The functions of the accompanying code appear to be built as described. Kindergarten is on the receiving end of Jewel’s SQS requests. The others seem designed for tasks such as locating and joining known people to their tracking events. Synergy is designed to sync this tracking data with the Saga ad tracking platform, to “close the loop” and potentially refine Facebook ad targeting with knowledge about specific users’ behavior on Jewel-equipped websites.
Did a voter read just one page and leave? Did they view several pages? Did they donate to a candidate? Given the ability Saga grants to target individuals and specific locations with ads, it is not out of the question for ad campaign administrators to use this technology to attempt to sway views on issues or to push susceptible voters deeper toward a given ideology based on their behaviors online and, perhaps, in the real world.
Thus far, it is certain that the software in these projects represents a sophisticated effort to run highly targeted political ad campaigns addressed toward very specific groups of users and even individuals.
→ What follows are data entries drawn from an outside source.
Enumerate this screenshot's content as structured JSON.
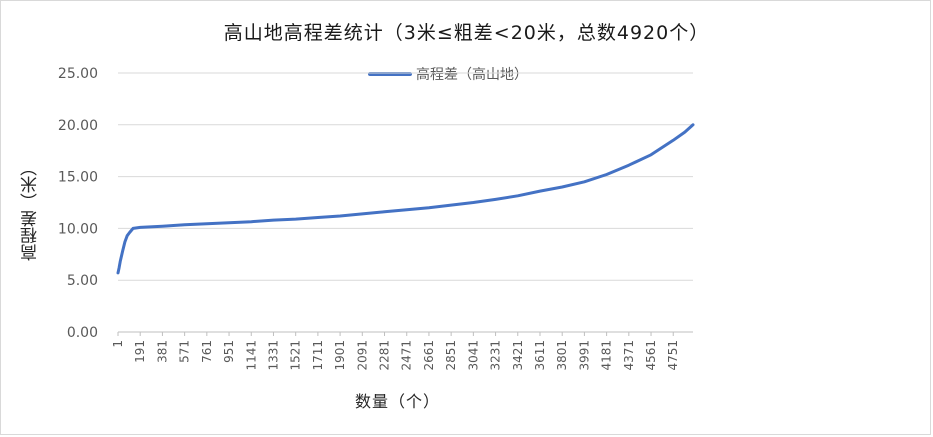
{
  "chart_data": {
    "type": "line",
    "title": "高山地高程差统计（3米≤粗差<20米，总数4920个）",
    "xlabel": "数量（个）",
    "ylabel": "高程差（米）",
    "ylim": [
      0,
      25
    ],
    "yticks": [
      "0.00",
      "5.00",
      "10.00",
      "15.00",
      "20.00",
      "25.00"
    ],
    "xticks": [
      "1",
      "191",
      "381",
      "571",
      "761",
      "951",
      "1141",
      "1331",
      "1521",
      "1711",
      "1901",
      "2091",
      "2281",
      "2471",
      "2661",
      "2851",
      "3041",
      "3231",
      "3421",
      "3611",
      "3801",
      "3991",
      "4181",
      "4371",
      "4561",
      "4751"
    ],
    "x_max": 4920,
    "grid": "horizontal",
    "legend": "top-center",
    "color": "#4472c4",
    "series": [
      {
        "name": "高程差（高山地）",
        "x": [
          1,
          10,
          20,
          40,
          60,
          80,
          100,
          130,
          191,
          381,
          571,
          761,
          951,
          1141,
          1331,
          1521,
          1711,
          1901,
          2091,
          2281,
          2471,
          2661,
          2851,
          3041,
          3231,
          3421,
          3611,
          3801,
          3991,
          4181,
          4371,
          4561,
          4751,
          4850,
          4920
        ],
        "values": [
          5.7,
          6.2,
          6.8,
          7.8,
          8.7,
          9.3,
          9.6,
          10.0,
          10.1,
          10.2,
          10.35,
          10.45,
          10.55,
          10.65,
          10.8,
          10.9,
          11.05,
          11.2,
          11.4,
          11.6,
          11.8,
          12.0,
          12.25,
          12.5,
          12.8,
          13.15,
          13.6,
          14.0,
          14.5,
          15.2,
          16.1,
          17.1,
          18.5,
          19.3,
          20.0
        ]
      }
    ]
  }
}
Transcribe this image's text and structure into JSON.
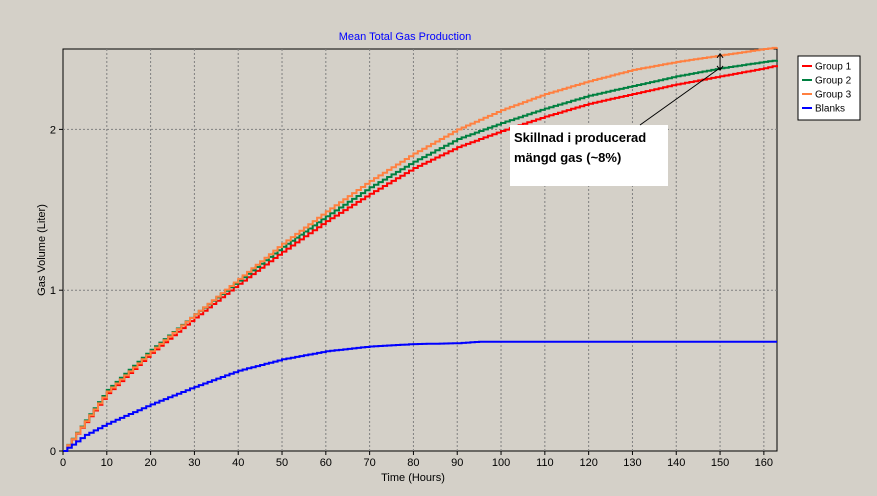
{
  "chart_data": {
    "type": "line",
    "title": "Mean Total Gas Production",
    "xlabel": "Time (Hours)",
    "ylabel": "Gas Volume (Liter)",
    "xlim": [
      0,
      163
    ],
    "ylim": [
      0,
      2.5
    ],
    "x_ticks": [
      0,
      10,
      20,
      30,
      40,
      50,
      60,
      70,
      80,
      90,
      100,
      110,
      120,
      130,
      140,
      150,
      160
    ],
    "y_ticks": [
      0,
      1,
      2
    ],
    "grid": true,
    "legend_position": "right",
    "series": [
      {
        "name": "Group 1",
        "color": "#ff0000",
        "x": [
          0,
          10,
          20,
          30,
          40,
          50,
          60,
          70,
          80,
          90,
          100,
          110,
          120,
          130,
          140,
          150,
          160,
          163
        ],
        "y": [
          0,
          0.36,
          0.61,
          0.83,
          1.04,
          1.24,
          1.43,
          1.6,
          1.76,
          1.89,
          1.99,
          2.08,
          2.16,
          2.22,
          2.28,
          2.33,
          2.38,
          2.4
        ]
      },
      {
        "name": "Group 2",
        "color": "#008040",
        "x": [
          0,
          10,
          20,
          30,
          40,
          50,
          60,
          70,
          80,
          90,
          100,
          110,
          120,
          130,
          140,
          150,
          160,
          163
        ],
        "y": [
          0,
          0.38,
          0.63,
          0.85,
          1.06,
          1.27,
          1.46,
          1.64,
          1.8,
          1.94,
          2.04,
          2.13,
          2.21,
          2.27,
          2.33,
          2.38,
          2.42,
          2.43
        ]
      },
      {
        "name": "Group 3",
        "color": "#ff8040",
        "x": [
          0,
          10,
          20,
          30,
          40,
          50,
          60,
          70,
          80,
          90,
          100,
          110,
          120,
          130,
          140,
          150,
          160,
          163
        ],
        "y": [
          0,
          0.37,
          0.62,
          0.85,
          1.07,
          1.29,
          1.49,
          1.68,
          1.85,
          2.0,
          2.12,
          2.22,
          2.3,
          2.37,
          2.42,
          2.46,
          2.5,
          2.51
        ]
      },
      {
        "name": "Blanks",
        "color": "#0000ff",
        "x": [
          0,
          5,
          10,
          20,
          30,
          40,
          50,
          60,
          70,
          80,
          90,
          95,
          100,
          110,
          120,
          130,
          140,
          150,
          160,
          163
        ],
        "y": [
          0,
          0.1,
          0.17,
          0.29,
          0.4,
          0.5,
          0.57,
          0.62,
          0.65,
          0.665,
          0.67,
          0.68,
          0.68,
          0.68,
          0.68,
          0.68,
          0.68,
          0.68,
          0.68,
          0.68
        ]
      }
    ],
    "annotation": {
      "lines": [
        "Skillnad i producerad",
        "mängd gas (~8%)"
      ],
      "arrow_x": 150,
      "arrow_y_from": 2.37,
      "arrow_y_to": 2.47
    }
  }
}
While stories reported by outlets like the New York Times have covered what data Facebook collects on users, Monarch and Saga do not contain such user data. Rather, both Monarch and Saga function like something akin to homing missiles: they need input in order to work. In this repository, we have the tools exposed, but without the knowledge of what targets they may have been deployed against, and what they might have found. What is clear is that these tools can use data to target ads, collecting information on the user engagement with those ads to further refine ad targeting and improve performance.
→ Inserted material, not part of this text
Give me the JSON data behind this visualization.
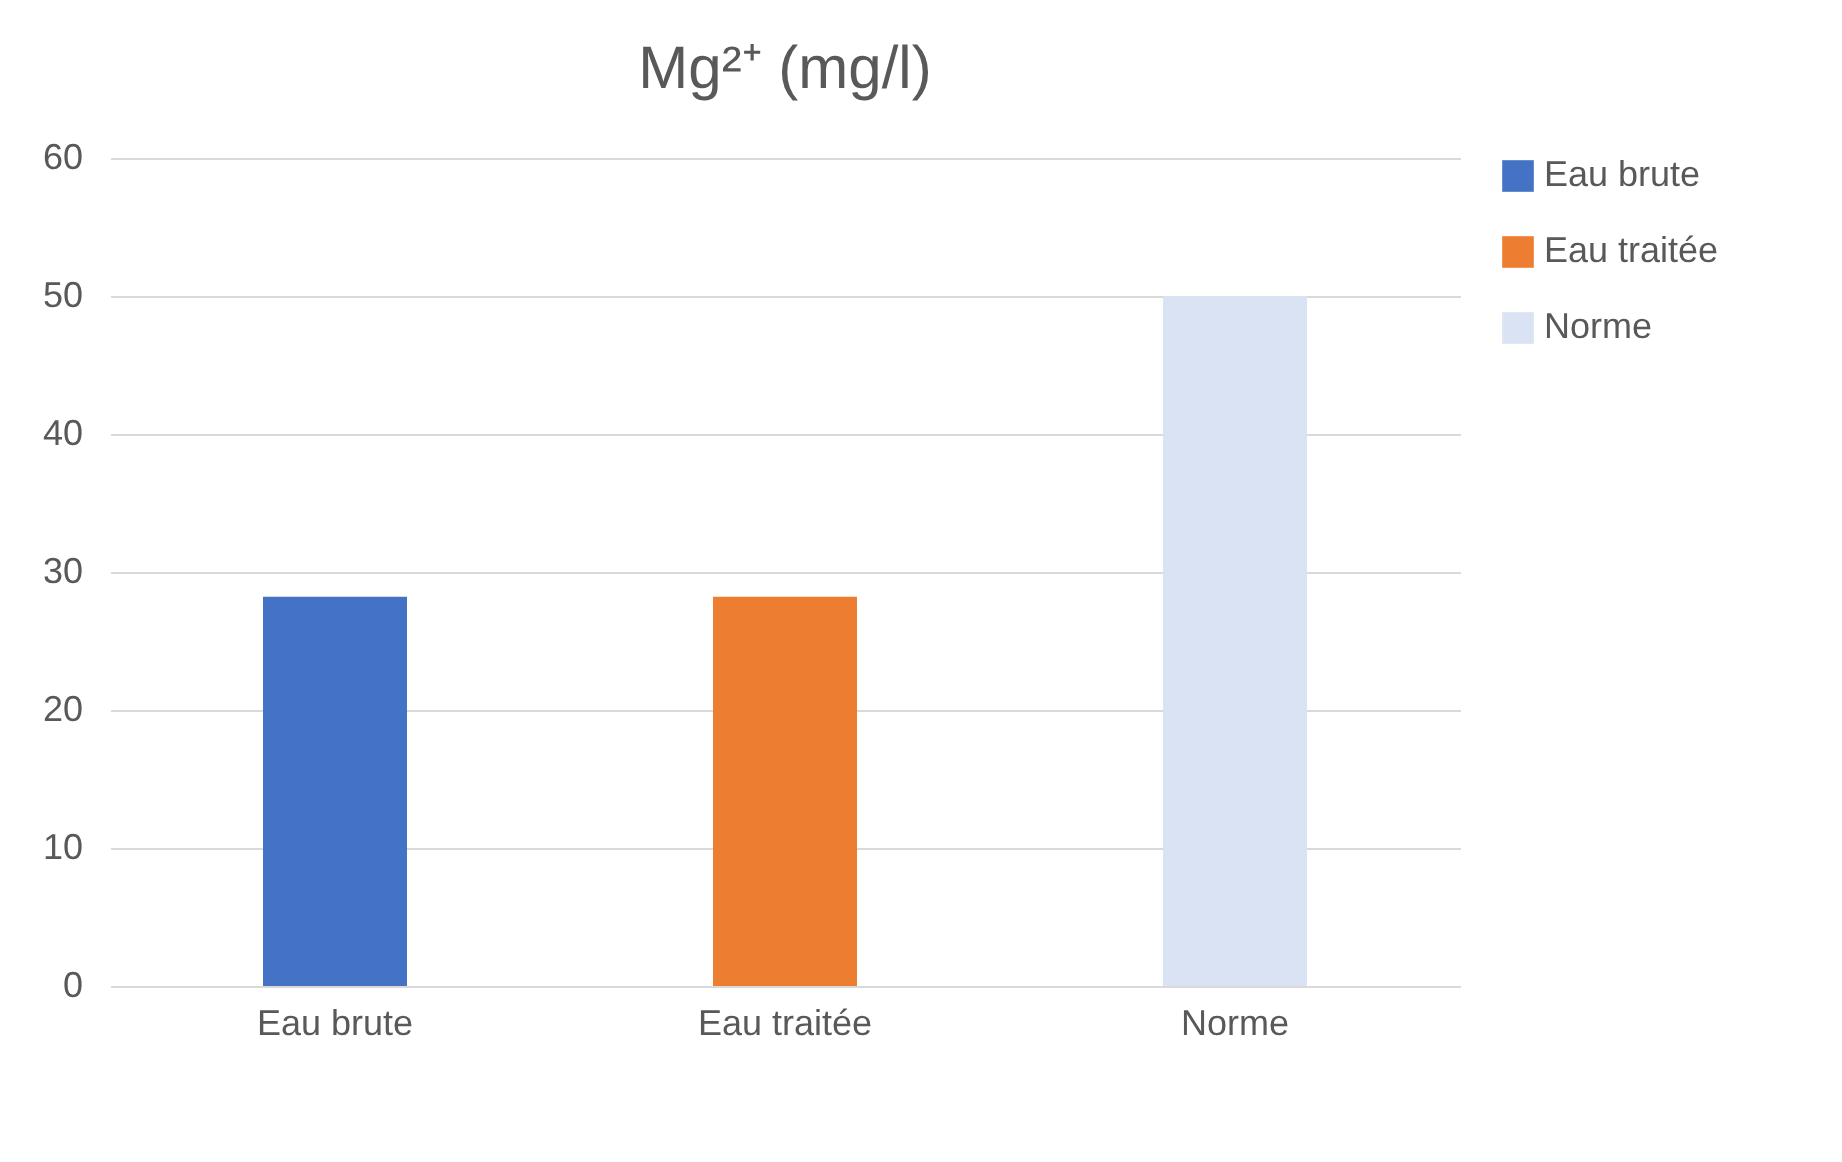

Misconfigurations are an internal problem that emanate from within the IT infrastructure of any enterprise; no hacker is necessary for massive damage to occur to digital systems and stored data. And the problem is pervasive, with Gartner estimating anywhere from 70% to 99% of data breaches result not from external, concerted attacks, but from internal misconfiguration of the affected IT systems.